Tout un Roman

La violoncelliste Camille Thomas
Photo: Sonia Sieff La violoncelliste Camille Thomas

La violoncelliste franco-belge Camille Thomas faisait ses débuts à Montréal à la salle Bourgie jeudi soir. La soirée laisse une impression curieuse et mitigée, tant on se demande si on a vraiment entendu de la musique de chambre, du Chopin et du Rachmaninov.

Quelqu’un avait-il prévenu le pianiste Roman Rabinovich qu’il n’était pas censé faire autant de bruit mais qu’il accompagnait la violoncelliste Camille Thomas et que 100 % des spectateurs étaient venus pour la voir, elle ? Difficile parfois de se concentrer et de faire un tri musical dans ce flot tonitruant où la violoncelliste tentait de s’imposer, notamment dans le 1er mouvement de la Sonate de Chopin.

Une purée de décibels, contre une purée de vibrato. Résumée en une phrase, ce pourrait être une critique bien vulgaire d’un récital superficiel et poudre aux yeux, foncièrement vulgaire lui aussi.

Respiration organique

 

La poudre aux yeux cela peut se décortiquer ou se rationaliser quand, au fond, on permet à l’auditeur de réaliser que les « gestes » entendus ne mènent nulle part, car ils ne sont pas structurants, ils ne sont pas expressifs au sens organique, c’est-à-dire de la respiration musicale des phrases qui participe de la construction. Où est la gradation quand tout est intense (4e mouvement de Rachmaninov) ?

Pour ceux que la compréhension des lacunes de ce concert intéressera, un exercice utile portera ses fruits : l’écoute de la Sonate de Rachmaninov par Heinrich Schiff et Elisabeth Leonskaïa (Philips). Point de vibrato geignard ou d’atermoiements pour feindre une émotion dans l’Andante. Il suffit de vivre ladite émotion avec simplicité et d’observer les nuances (« piano espressivo » pour l’entrée du clavier !). Et que dire du 2e mouvement : Allegro scherzando, où l’adjectif « scherzando » signifie « ludique » et pas « scolaire ».

Alors, pourquoi inviter Camille Thomas après Jean-Guihen Queyras, Edgar Moreau et Victor Julien-Laferrière ? Tentative d’explication : vous n’y connaissez rien au classique 2.0. Camille Thomas a 68,2k d’abonnés Instagram et la photo de la salle Bourgie se trouve déjà désormais au milieu des multiples égoportraits de l’artiste.

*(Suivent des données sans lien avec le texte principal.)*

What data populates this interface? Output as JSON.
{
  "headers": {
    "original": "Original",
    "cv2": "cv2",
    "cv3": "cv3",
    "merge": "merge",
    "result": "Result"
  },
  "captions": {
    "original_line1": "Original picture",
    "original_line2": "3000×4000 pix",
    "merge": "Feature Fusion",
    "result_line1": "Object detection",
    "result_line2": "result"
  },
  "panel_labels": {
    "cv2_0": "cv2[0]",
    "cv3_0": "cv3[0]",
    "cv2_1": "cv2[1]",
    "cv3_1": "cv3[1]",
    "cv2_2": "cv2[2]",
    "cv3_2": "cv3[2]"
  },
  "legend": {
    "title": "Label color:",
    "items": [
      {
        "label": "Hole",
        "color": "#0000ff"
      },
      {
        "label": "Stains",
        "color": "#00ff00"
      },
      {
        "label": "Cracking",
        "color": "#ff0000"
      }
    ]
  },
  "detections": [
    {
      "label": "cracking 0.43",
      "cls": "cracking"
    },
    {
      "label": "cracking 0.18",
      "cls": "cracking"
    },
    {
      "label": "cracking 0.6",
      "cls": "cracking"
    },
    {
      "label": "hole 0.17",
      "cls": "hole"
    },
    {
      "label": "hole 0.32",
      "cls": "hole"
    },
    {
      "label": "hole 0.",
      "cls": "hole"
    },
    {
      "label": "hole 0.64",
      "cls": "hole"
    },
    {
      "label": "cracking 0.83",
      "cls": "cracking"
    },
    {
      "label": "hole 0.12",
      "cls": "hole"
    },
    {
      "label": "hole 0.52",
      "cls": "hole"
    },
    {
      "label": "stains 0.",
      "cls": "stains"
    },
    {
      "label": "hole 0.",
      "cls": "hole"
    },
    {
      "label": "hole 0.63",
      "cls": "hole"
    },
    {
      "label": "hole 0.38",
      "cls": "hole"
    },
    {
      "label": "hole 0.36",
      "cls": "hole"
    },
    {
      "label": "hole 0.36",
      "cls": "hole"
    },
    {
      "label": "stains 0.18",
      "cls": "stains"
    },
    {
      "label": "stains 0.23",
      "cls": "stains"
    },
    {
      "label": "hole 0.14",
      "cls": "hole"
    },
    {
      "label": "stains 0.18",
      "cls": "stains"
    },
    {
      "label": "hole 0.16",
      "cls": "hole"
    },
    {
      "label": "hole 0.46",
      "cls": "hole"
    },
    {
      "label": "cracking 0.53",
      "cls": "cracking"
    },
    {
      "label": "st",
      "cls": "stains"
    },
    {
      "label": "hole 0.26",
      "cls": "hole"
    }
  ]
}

En marketing et en image, c’est une situation « gagnant-gagnant »

Il y a toutefois dans sa promotion de la jeune artiste une chose un peu choquante. La biographie de son site Internet fait état qu’en « 2017, elle signe un contrat international d’artiste exclusif chez Deutsche Grammophon, devenant la première femme violoncelliste à signer pour la prestigieuse maison de disques. » Il faudrait rappeler que DG signa juste avant Rostropovitch au milieu des années 60 la grande Anja Thauer qui, hélas, se donna la mort pour un chagrin d’amour à l’âge de 28 ans en 1973 ne laissant à la postérité que trois disques dont un grand Concerto de Dvorak dirigé par Zdenek Macal à la tête de la Philharmonie tchèque, bien supérieur à la huppée version Rostropovitch-Karajan qui l’éclipsa par la grâce du marketing.

Mais le marketing, on le voit bien aujourd’hui encore, est une force ravageuse.

La salle Bourgie présente

Camille Thomas (violoncelle). Roman Rabinovich (piano). Ravel : Kaddisch. Chopin : Sonate pour violoncelle et piano. Rachmaninov : Sonate pour violoncelle et piano. Salle Bourgie, jeudi 31 mars 2022.